Here is a toy example of a pipeline architecture with a somewhat counterintuitive behavior:
workflow A {
take:
ch
main:
ch | filter{it.containsKey("b")} | view
emit:
ch
}
workflow B {
take:
ch
main:
ch | map{it.b = true} | set{ch}
}
workflow {
ch = channel.fromList([[:], [b:false]])
ch | A | B
}
Output
[b:true]
[b:true]
In this example, an alteration to a channel item made in a subsequent subworkflow is seen by the previous subworkflow. This counterintuitive behavior makes some sense – B fires immediately because A doesn’t alter the channel items, and the changes it makes are seen by the filter and view operators in A due to the timing of when they fire.
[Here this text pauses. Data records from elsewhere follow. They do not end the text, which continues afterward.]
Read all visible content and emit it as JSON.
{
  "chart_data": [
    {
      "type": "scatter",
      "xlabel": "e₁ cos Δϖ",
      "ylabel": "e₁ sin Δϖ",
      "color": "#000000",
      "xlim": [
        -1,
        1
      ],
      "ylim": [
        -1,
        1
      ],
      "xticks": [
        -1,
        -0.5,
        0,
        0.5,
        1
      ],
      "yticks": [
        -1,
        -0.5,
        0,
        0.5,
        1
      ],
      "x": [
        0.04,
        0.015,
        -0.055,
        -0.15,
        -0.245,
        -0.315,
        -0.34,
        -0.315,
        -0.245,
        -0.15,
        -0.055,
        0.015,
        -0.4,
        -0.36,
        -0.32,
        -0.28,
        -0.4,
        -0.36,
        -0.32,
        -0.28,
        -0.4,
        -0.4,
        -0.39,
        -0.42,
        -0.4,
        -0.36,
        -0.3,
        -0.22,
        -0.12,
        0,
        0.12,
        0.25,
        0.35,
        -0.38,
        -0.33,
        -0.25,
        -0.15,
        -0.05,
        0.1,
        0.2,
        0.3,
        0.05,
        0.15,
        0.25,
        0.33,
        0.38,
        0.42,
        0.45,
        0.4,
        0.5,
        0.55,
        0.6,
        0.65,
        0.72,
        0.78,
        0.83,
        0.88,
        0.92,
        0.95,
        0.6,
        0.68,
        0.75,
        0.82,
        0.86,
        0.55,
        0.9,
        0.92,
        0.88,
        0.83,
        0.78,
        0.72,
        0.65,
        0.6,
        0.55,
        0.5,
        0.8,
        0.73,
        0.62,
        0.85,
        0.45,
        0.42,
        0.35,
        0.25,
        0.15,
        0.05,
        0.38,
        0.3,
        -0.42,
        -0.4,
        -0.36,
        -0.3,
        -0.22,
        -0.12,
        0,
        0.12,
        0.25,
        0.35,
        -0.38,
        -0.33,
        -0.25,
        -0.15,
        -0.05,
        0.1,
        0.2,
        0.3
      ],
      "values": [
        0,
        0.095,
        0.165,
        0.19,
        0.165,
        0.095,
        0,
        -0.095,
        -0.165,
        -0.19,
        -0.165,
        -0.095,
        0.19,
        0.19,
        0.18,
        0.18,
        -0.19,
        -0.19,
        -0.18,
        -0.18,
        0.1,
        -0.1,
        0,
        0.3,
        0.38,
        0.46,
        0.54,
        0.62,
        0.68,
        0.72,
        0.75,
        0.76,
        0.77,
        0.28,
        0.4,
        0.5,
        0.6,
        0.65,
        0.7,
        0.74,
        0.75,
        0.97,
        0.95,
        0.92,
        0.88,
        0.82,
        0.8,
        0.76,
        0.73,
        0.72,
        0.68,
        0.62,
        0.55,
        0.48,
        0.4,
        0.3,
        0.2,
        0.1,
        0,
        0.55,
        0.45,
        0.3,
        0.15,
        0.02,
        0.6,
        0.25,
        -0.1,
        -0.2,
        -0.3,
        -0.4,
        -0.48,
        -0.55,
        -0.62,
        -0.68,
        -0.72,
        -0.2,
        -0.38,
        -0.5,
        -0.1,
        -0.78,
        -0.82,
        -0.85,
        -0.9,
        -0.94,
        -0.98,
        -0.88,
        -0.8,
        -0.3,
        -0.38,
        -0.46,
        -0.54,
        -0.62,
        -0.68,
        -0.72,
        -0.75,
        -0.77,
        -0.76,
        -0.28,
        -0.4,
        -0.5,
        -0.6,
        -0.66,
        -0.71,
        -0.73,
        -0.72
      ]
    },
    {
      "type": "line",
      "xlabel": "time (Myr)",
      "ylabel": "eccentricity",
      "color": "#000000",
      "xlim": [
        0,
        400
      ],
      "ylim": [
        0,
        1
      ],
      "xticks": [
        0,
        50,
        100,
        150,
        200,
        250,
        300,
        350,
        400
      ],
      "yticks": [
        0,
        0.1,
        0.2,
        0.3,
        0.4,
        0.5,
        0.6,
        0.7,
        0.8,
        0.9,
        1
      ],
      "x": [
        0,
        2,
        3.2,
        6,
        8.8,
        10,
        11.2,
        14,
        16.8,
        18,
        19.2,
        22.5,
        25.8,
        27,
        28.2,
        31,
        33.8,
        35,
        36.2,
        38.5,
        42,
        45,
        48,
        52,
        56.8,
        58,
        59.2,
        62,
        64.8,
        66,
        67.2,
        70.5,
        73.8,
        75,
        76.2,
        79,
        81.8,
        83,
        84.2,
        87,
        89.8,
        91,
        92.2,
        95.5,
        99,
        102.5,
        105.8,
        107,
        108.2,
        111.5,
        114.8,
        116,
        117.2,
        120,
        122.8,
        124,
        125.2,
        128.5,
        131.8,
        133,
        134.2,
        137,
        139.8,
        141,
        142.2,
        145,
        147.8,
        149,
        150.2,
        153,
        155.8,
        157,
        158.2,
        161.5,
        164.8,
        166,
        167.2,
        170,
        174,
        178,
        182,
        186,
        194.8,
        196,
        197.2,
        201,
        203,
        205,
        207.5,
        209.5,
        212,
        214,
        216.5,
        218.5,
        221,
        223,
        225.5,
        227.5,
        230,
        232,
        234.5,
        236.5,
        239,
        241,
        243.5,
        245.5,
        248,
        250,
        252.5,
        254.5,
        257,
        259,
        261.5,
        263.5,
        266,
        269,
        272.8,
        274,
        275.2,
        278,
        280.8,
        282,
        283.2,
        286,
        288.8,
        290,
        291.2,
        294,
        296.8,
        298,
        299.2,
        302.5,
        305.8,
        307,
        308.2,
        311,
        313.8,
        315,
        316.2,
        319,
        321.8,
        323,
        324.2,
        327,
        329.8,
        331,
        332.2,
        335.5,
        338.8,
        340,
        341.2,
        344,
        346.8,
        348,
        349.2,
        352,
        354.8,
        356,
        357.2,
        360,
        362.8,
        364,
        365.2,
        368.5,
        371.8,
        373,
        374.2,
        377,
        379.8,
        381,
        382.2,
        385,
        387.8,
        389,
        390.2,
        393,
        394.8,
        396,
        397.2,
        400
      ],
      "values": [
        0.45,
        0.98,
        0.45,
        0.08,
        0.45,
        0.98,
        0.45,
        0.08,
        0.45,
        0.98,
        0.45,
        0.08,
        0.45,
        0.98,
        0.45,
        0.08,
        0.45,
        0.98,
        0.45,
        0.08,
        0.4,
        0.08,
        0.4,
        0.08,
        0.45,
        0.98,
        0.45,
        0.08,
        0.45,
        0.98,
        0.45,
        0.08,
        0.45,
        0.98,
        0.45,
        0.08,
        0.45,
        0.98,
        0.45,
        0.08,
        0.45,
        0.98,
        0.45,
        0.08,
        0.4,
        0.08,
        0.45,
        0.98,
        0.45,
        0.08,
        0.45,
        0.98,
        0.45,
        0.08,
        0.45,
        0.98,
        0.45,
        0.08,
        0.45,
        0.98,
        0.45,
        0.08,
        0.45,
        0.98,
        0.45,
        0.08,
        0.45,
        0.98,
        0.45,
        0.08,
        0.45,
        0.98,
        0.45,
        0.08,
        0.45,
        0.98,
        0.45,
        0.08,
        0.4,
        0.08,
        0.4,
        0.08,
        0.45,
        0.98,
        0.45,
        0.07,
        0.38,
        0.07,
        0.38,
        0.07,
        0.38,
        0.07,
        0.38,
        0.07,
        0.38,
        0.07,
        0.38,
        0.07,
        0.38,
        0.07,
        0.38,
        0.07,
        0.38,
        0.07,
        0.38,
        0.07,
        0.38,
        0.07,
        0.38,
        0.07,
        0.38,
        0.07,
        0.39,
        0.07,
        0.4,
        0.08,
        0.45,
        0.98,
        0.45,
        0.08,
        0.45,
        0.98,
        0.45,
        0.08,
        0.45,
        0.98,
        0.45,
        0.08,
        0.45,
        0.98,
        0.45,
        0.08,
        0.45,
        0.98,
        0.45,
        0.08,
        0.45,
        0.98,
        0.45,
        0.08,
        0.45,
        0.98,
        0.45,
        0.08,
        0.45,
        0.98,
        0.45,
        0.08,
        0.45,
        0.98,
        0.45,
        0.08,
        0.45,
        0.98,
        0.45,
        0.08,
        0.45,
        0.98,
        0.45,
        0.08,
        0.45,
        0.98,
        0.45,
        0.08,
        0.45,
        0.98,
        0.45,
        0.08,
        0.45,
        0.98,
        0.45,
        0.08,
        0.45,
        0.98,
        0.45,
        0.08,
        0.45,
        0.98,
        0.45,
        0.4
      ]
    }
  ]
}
The context in which this occurs in practice is where the same QC-launching subworkflow is called multiple times on the same channel. This channel contains hashmap channel items, where the hashmap may have several different keys associated with QCable stats files. Later subworkflows may add keys and a filename as the setup to calling a process that will produce the stats file itself. But the earlier QC subworkflow (analogous to A, above) can see that the key and filename was added by the later subworkflow (analogous to B), so it tries to pass that not-yet-created stats file to its QC process call, which creates an error.
I have workarounds, but it seems like there ought to be a more elegant solution. Using the toy example above, what would be the right way to achieve the intended behavior, where A should display [b:false]
by filtering out the empty hashmap and calling view before B is run?